After a simple Ecuadorian lunch and some errands we were back to the Homestay where we spied Suzanne – one of our friends from Rio – who’d just checked in! A chance rendezvous indeed and much catching up followed before Suzanne left for her intro tour with Kevin and Marleen from Holland who’d also just arrived.
We sorted this and that for our imminent tour and caught up with Dennis when he returned from his dives (he typically saw loads of Hammerhead sharks and we were happy for him but gutted we’d missed out). While we’d hoped to see Suzanne for a beer we were destined not to cross paths and we had to head over to the tour agency sort our snorkel gear in advance of next morning’s departure. You can imagine my delight at the opportunity to slip on a soaking wetsuit just prior to a meal out and I was left without fins, with the promise that they’d be provided on arrival in San Cristobal.

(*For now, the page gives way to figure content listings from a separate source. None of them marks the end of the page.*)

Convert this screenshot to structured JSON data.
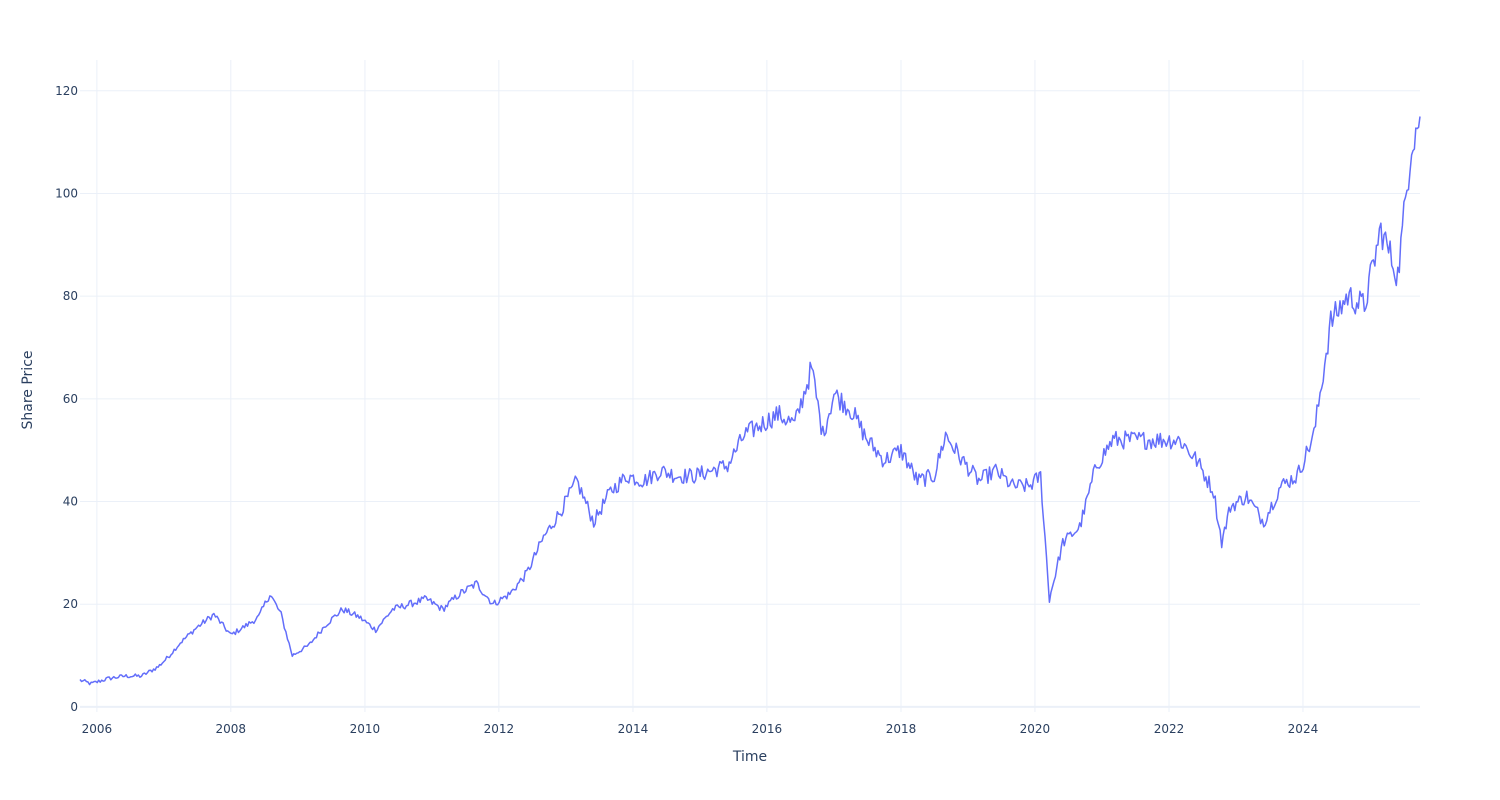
{
  "chart_data": {
    "type": "line",
    "title": "",
    "xlabel": "Time",
    "ylabel": "Share Price",
    "x_range": [
      "2005-10-01",
      "2025-09-30"
    ],
    "ylim": [
      -1,
      126
    ],
    "x_ticks": [
      "2006",
      "2008",
      "2010",
      "2012",
      "2014",
      "2016",
      "2018",
      "2020",
      "2022",
      "2024"
    ],
    "y_ticks": [
      0,
      20,
      40,
      60,
      80,
      100,
      120
    ],
    "grid": true,
    "legend": "none",
    "colors": {
      "line": "#636efa",
      "grid": "#ebf0f8",
      "zeroline": "#ebf0f8",
      "text": "#2a3f5f"
    },
    "series": [
      {
        "x": [
          "2005-10-01",
          "2005-12-01",
          "2006-03-01",
          "2006-06-01",
          "2006-09-01",
          "2006-12-01",
          "2007-02-01",
          "2007-04-01",
          "2007-07-01",
          "2007-10-01",
          "2008-01-01",
          "2008-04-01",
          "2008-06-01",
          "2008-08-01",
          "2008-10-01",
          "2008-12-01",
          "2009-03-01",
          "2009-06-01",
          "2009-09-01",
          "2009-12-01",
          "2010-03-01",
          "2010-06-01",
          "2010-09-01",
          "2010-12-01",
          "2011-03-01",
          "2011-06-01",
          "2011-09-01",
          "2011-12-01",
          "2012-03-01",
          "2012-06-01",
          "2012-09-01",
          "2012-12-01",
          "2013-03-01",
          "2013-06-01",
          "2013-09-01",
          "2013-12-01",
          "2014-03-01",
          "2014-06-01",
          "2014-09-01",
          "2014-12-01",
          "2015-03-01",
          "2015-06-01",
          "2015-09-01",
          "2015-12-01",
          "2016-03-01",
          "2016-06-01",
          "2016-09-01",
          "2016-11-01",
          "2017-01-01",
          "2017-04-01",
          "2017-07-01",
          "2017-10-01",
          "2018-01-01",
          "2018-04-01",
          "2018-07-01",
          "2018-09-01",
          "2018-12-01",
          "2019-03-01",
          "2019-06-01",
          "2019-09-01",
          "2019-12-01",
          "2020-02-01",
          "2020-03-20",
          "2020-06-01",
          "2020-09-01",
          "2020-12-01",
          "2021-03-01",
          "2021-06-01",
          "2021-09-01",
          "2021-12-01",
          "2022-03-01",
          "2022-06-01",
          "2022-09-01",
          "2022-10-15",
          "2022-12-01",
          "2023-03-01",
          "2023-06-01",
          "2023-09-01",
          "2023-12-01",
          "2024-03-01",
          "2024-06-01",
          "2024-09-01",
          "2024-12-01",
          "2025-03-01",
          "2025-06-01",
          "2025-08-15",
          "2025-09-30"
        ],
        "y": [
          5.2,
          4.5,
          5.5,
          6,
          6,
          7.8,
          10,
          12.5,
          15.5,
          18,
          14,
          16,
          17.5,
          22,
          18,
          10,
          12,
          16,
          19,
          17.5,
          15,
          19,
          20,
          21,
          19,
          22,
          24,
          20,
          22,
          26,
          33,
          38,
          44,
          36,
          42,
          45,
          44,
          46,
          45,
          45,
          46,
          47,
          53,
          55,
          57,
          55,
          66,
          53,
          61,
          58,
          52,
          48,
          50,
          44,
          45,
          53,
          48,
          44,
          46,
          43,
          43,
          45,
          21,
          32,
          35,
          47,
          52,
          52,
          52,
          52,
          52,
          48,
          42,
          32,
          39,
          41,
          36,
          43,
          45,
          53,
          75,
          80,
          78,
          93,
          84,
          110,
          115
        ]
      }
    ]
  }
}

Gear sorted as well as could be we rendezvoused with Miro & Sarah for the last time and enjoyed good food and good company.
On reflection the majority of this gallery is the Charles Darwin Research Centre back in Puerto Ayora but there are some snaps of the second Galapagos isle we visited – Isabela. We had nice couple of nights there and I got to swim on my own with a sea lion before our compact camera bit the dust. 2 camera’s down and we weren’t even halfway through our Galapagos Trip!